Mini Project 4: Copper Futures Price Forecasting Using BiLSTM
Table of Contents
Introduction #
Copper plays an extremely important role in the global economy, with uses spanning from infrastructure to electronics. The purpose of our study is to better understand the behavior of copper within our stock market, specifically the copper future prices. We chose to utilize a Bidirectional Long Short-Term Memory (BiLSTM) model in order to accurately take into consideration both forward and backward moving variables, based on historical data from three sources: CME Group / COMEX Copper (HG), Shanghai Futures Exchange (CU), and London metal exchange (CA).
| Exchange (venue code) | Contract unit | Price quote | Typical trading hours (local) | Warehouse/delivery system | Tick size |
|---|---|---|---|---|---|
| London Metal Exchange – LME Copper (CA) | 25 metric tonnes | USD per tonne | 01:00-19:00 London (ring + LMEselect) | Global LME-approved sheds; “warrants” transferable | USD 0.10/tonne (Lme) |
| Shanghai Futures Exchange – SHFE 铜 (CU) | 5 t | CNY per ton | 09:00-15:00 & 21:00-02:00 Beijing | Mainland China warehouses; VAT & import‐quota rules apply | ¥10/ton (≈USD 1.4) (tsite.shfe.com.cn, Barchart.com) |
| CME Group / COMEX Copper (HG) | 25 000 lb (≈11.34 t) | USD ¢ per lb | 18:00-17:00 ET (electronically) | U.S. COMEX-licensed warehouses; deliverable Grade 1 cathode | USD 0.0005/lb (CME Group, CME Group) |
Data #
We utilized various different datasets that consisted of historical daily closing prices of copper futures obtained from different exchanges. Our datasets included data from several years, allowing our model to learn from past behaviors and thus adapt to both long-term patterns and short-term volatility. We mainly used Yahoo Finance via its yfinance API, incorporating its adjusted closing price (Adj close).
Methodology #
Preprocessing #
- Handled any missing values
- Normalized prices through MinMax scaling on a [0,1] range
- Created sequence generation for supervised learning
- Chose a sliding window of 30
- Split data in a 70:30 ratio of training and testing sets respectively to ensure no shuffling
Model Design #
We used a Bidirectional LSTM neural network as we believed it would be beneficial in understanding both forward and backward time dependencies and variables, which is important especially in time-series data like financial forecasting.
Model Structure #
- The model was built to take in a 30-day window of past copper prices and predict the next day’s price.

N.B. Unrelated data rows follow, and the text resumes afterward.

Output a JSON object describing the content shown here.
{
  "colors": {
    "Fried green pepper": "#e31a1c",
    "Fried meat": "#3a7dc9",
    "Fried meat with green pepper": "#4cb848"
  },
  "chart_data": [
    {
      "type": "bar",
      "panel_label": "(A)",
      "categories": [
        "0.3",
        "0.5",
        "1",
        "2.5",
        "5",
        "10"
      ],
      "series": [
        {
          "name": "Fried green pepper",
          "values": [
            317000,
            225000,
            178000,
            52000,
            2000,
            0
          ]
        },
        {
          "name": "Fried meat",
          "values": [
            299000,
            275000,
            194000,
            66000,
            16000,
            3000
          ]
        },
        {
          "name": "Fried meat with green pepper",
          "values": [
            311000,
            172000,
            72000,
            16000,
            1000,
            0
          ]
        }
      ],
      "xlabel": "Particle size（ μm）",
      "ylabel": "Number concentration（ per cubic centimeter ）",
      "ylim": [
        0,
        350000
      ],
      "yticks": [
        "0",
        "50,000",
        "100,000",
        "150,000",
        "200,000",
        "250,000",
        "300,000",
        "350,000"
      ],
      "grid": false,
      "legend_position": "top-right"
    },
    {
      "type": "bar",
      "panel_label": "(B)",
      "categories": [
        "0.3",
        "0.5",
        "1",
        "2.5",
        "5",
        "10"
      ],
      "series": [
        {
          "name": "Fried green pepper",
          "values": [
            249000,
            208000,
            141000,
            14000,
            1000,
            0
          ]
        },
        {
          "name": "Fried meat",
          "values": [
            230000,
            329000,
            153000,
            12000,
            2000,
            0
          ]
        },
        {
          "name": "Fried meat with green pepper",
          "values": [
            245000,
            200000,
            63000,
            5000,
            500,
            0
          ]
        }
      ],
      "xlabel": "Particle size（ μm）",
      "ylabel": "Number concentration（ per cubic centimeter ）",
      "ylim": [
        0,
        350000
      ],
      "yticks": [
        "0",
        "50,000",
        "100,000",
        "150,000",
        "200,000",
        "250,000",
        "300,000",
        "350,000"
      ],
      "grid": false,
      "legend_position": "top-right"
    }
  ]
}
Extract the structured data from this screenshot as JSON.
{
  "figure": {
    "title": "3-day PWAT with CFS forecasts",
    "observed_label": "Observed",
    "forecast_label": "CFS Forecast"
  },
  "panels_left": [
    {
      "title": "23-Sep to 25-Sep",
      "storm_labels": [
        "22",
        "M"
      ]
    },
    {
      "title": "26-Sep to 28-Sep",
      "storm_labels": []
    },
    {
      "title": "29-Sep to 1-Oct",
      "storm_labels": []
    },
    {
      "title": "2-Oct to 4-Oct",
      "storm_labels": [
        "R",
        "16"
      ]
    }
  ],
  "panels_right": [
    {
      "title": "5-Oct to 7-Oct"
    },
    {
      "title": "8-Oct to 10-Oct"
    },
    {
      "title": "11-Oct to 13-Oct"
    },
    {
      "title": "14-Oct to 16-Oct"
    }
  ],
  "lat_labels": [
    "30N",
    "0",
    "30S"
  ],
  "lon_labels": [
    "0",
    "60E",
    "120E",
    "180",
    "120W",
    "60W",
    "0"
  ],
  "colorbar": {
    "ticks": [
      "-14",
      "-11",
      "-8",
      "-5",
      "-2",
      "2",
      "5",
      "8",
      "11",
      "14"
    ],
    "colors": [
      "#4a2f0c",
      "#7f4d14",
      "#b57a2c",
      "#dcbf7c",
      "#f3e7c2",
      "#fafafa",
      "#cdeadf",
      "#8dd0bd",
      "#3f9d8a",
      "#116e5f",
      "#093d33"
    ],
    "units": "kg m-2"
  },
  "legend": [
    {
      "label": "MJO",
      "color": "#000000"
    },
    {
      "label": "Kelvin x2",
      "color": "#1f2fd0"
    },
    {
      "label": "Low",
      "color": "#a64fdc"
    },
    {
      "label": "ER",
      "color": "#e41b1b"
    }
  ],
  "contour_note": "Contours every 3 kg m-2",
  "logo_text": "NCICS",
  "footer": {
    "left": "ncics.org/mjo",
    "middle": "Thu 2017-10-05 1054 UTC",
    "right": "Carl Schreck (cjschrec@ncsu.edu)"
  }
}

- It uses a single Bidirectional LSTM (
BiLSTM) layer with 64 hidden units, which helps the model learn patterns from both past and future directions in the time series. - A simple linear layer at the end outputs the predicted price.
- Training was done over 50 epochs with a batch size of 64.
- The model used the Mean Squared Error (
MSE) as its loss function and the Adam optimizer, which is well-suited for time-series problems like this.
Discussion #
The BiLSTM model demonstrated extremely strong predictive ability:
- MSE: 5.33e-06
- RMSE: 0.0023
- MAE: 0.0019
- R²: 0.9887
These results show that the model performs very well. The predicted prices are accurate with the actual values in the test set, suggesting that the BiLSTM effectively captures patterns and trends in the copper market. A strong indication of accuracy is the R² score of 0.9887, which means the model accounts for nearly 99% of the variation in prices.
Nevertheless, it is important to remain cautious about potential overfitting, especially with time-series data where future values can be hard to predict reliably.
Future Opportunities #
Long-Term Forecasting: While the model currently focuses on predicting just the next day’s price, we will look in future versions to extend the forecast window. Predicting prices over multiple days could offer more practical value for traders and analysts.
Additional Features: Improving performance by bringing in additional features such as macroeconomic indicators like the U.S. dollar index or manufacturing activity, which often influence commodity prices.
Real-Time Analysis: By evaluating how well the model generalizes to new data, we plan to use time-aware validation methods like walk-forward analysis. This would give a more realistic picture of how the model performs in real-world trading scenarios.